Color labels
Seven colors that match Finder, applied to assets, projects, and tags
Color labels are the fastest way to add structure without writing a tag. Seven colors, the same seven Finder uses, with one job: tell you which thing is which at a glance.
The seven
Gray, green, purple, blue, yellow, red, orange. That's the set. The text on each label auto-picks black or white depending on how bright the label is, so it always reads.
The colors don't mean anything by default. Pick a system that fits the project: green for selects and red for kills, or one color per interview subject, or one color for each chapter of a longer cut.

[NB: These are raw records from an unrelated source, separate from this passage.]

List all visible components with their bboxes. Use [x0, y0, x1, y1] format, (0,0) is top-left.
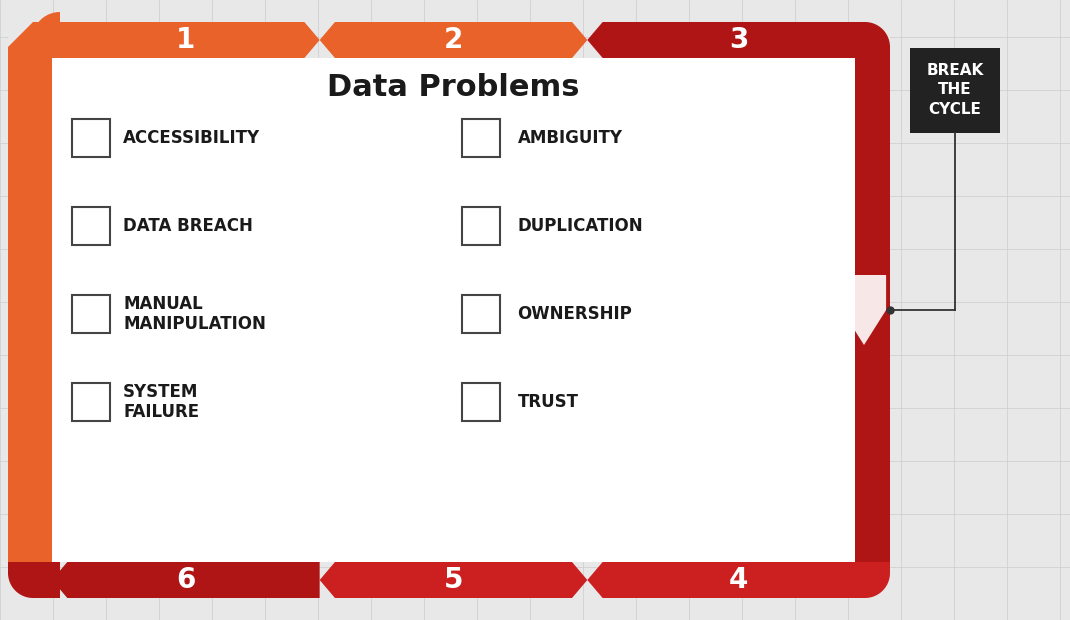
Polygon shape [52, 22, 320, 58]
FancyBboxPatch shape [7, 22, 52, 58]
Polygon shape [587, 562, 890, 598]
FancyBboxPatch shape [461, 207, 500, 245]
FancyBboxPatch shape [72, 119, 110, 157]
FancyBboxPatch shape [72, 295, 110, 333]
Polygon shape [32, 12, 60, 40]
Text: BREAK
THE
CYCLE: BREAK THE CYCLE [927, 63, 983, 117]
Text: AMBIGUITY: AMBIGUITY [518, 129, 623, 147]
FancyBboxPatch shape [7, 562, 60, 598]
Text: 4: 4 [729, 566, 748, 594]
Text: DUPLICATION: DUPLICATION [518, 217, 643, 235]
FancyBboxPatch shape [7, 22, 60, 58]
Text: 1: 1 [177, 26, 196, 54]
Text: 5: 5 [444, 566, 463, 594]
Polygon shape [7, 573, 33, 598]
Text: 2: 2 [444, 26, 463, 54]
Polygon shape [7, 527, 60, 562]
Text: OWNERSHIP: OWNERSHIP [518, 305, 632, 323]
Text: SYSTEM
FAILURE: SYSTEM FAILURE [123, 383, 199, 422]
FancyBboxPatch shape [461, 383, 500, 421]
Polygon shape [587, 22, 890, 58]
Polygon shape [865, 573, 890, 598]
Text: Data Problems: Data Problems [327, 74, 580, 102]
Polygon shape [865, 22, 890, 47]
FancyBboxPatch shape [72, 207, 110, 245]
Text: TRUST: TRUST [518, 393, 579, 411]
Text: DATA BREACH: DATA BREACH [123, 217, 253, 235]
FancyBboxPatch shape [461, 295, 500, 333]
Text: ACCESSIBILITY: ACCESSIBILITY [123, 129, 260, 147]
FancyBboxPatch shape [838, 58, 890, 562]
Text: 6: 6 [177, 566, 196, 594]
FancyBboxPatch shape [7, 58, 60, 562]
Polygon shape [320, 562, 587, 598]
Polygon shape [7, 22, 33, 47]
FancyBboxPatch shape [838, 562, 890, 598]
Polygon shape [320, 22, 587, 58]
Polygon shape [52, 562, 320, 598]
Text: MANUAL
MANIPULATION: MANUAL MANIPULATION [123, 294, 265, 334]
Text: 3: 3 [729, 26, 748, 54]
Polygon shape [7, 22, 33, 47]
FancyBboxPatch shape [461, 119, 500, 157]
FancyBboxPatch shape [52, 58, 855, 562]
FancyBboxPatch shape [72, 383, 110, 421]
Polygon shape [842, 275, 886, 345]
FancyBboxPatch shape [910, 48, 1000, 133]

Whatever helps you scan the grid faster.
What they apply to
A color label can sit on:
- An asset in the Library (one label per clip).
- A Paper Edit project.
- A Mosaic project.
- A tag, so the tag itself shows up in your color of choice.
One label per thing. They're not stackable; that's what tags are for.
Screenshot placeholder
A Library grid with green, blue, and red labels applied across a row of clips.
1280 × 800px · Single ReelChest window
Setting and clearing
Three ways:
- Inspector: click the label row on the right pane and pick.
- Right-click any tile or project: Color Label, pick a color.
- Keyboard from the grid: Ctrl+1 through Ctrl+7 sets the label in palette order (gray, green, purple, blue, yellow, red, orange). Ctrl+0 clears.
The keyboard is the one to learn. Once you've assigned a system, walking the grid with arrow keys and tapping Ctrl+2 or Ctrl+5 is faster than reaching for a menu.
Filtering by label
In the Library, the filter bar takes a label as a filter. Pair that with a transcript search and you'll find the green-tagged clip where someone says "frame rate" without scrolling.
A small rule that saves time: pick your color system once, then leave it. Reassigning what red means halfway through a project is the same kind of pain as renaming a folder.